O planeta tem sido açoitado nos últimos meses  por fenômenos climáticos sem precedentes. Tanto em intensidade quanto em freqüência. Relembrá-los seria inútil, pois estou certo de que estão todos gravados em nossas memórias.

Fico com a impressão de que boa parte da humanidade ainda não acordou para a nova realidade que estamos presenciando. Não hesitaria em responsabilizar os governos de todos os cantos da terra pelo sofrimento de populações inteiras independentemente de onde se encontrem. Sobrou desolação para seres humanos de todas as etnias, sem exceção.

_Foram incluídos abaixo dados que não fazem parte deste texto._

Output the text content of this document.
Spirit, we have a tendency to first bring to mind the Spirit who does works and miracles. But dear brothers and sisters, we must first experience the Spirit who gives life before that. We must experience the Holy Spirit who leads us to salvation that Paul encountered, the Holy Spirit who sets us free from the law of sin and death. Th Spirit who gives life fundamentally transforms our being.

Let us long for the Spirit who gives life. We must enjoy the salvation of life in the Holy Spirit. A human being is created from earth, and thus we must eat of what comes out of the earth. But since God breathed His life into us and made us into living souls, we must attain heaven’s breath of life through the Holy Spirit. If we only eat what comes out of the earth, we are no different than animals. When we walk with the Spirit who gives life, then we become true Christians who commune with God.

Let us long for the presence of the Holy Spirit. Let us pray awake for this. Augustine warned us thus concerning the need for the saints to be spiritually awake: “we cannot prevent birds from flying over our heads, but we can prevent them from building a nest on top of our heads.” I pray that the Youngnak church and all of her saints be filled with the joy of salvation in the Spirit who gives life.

Seres humanos colocados em segundo plano ante interesses que visam priorizar, apenas, os econômicos – para sobrevivência de políticos e empresários desqualificados mundo afora.

Os encontros realizados por organismos internacionais em sofisticados ambientes, com centenas de representantes, desfrutando de mordomias que poucos mortais podem usufruir, assinando acordos com pompa e circunstância, raramente levam a alguma solução concreta. O COP 15 (Cúpula Climática de Copenhague) realizado no fim do ano passado é um exemplo deplorável da ineficiência do sistema vigente.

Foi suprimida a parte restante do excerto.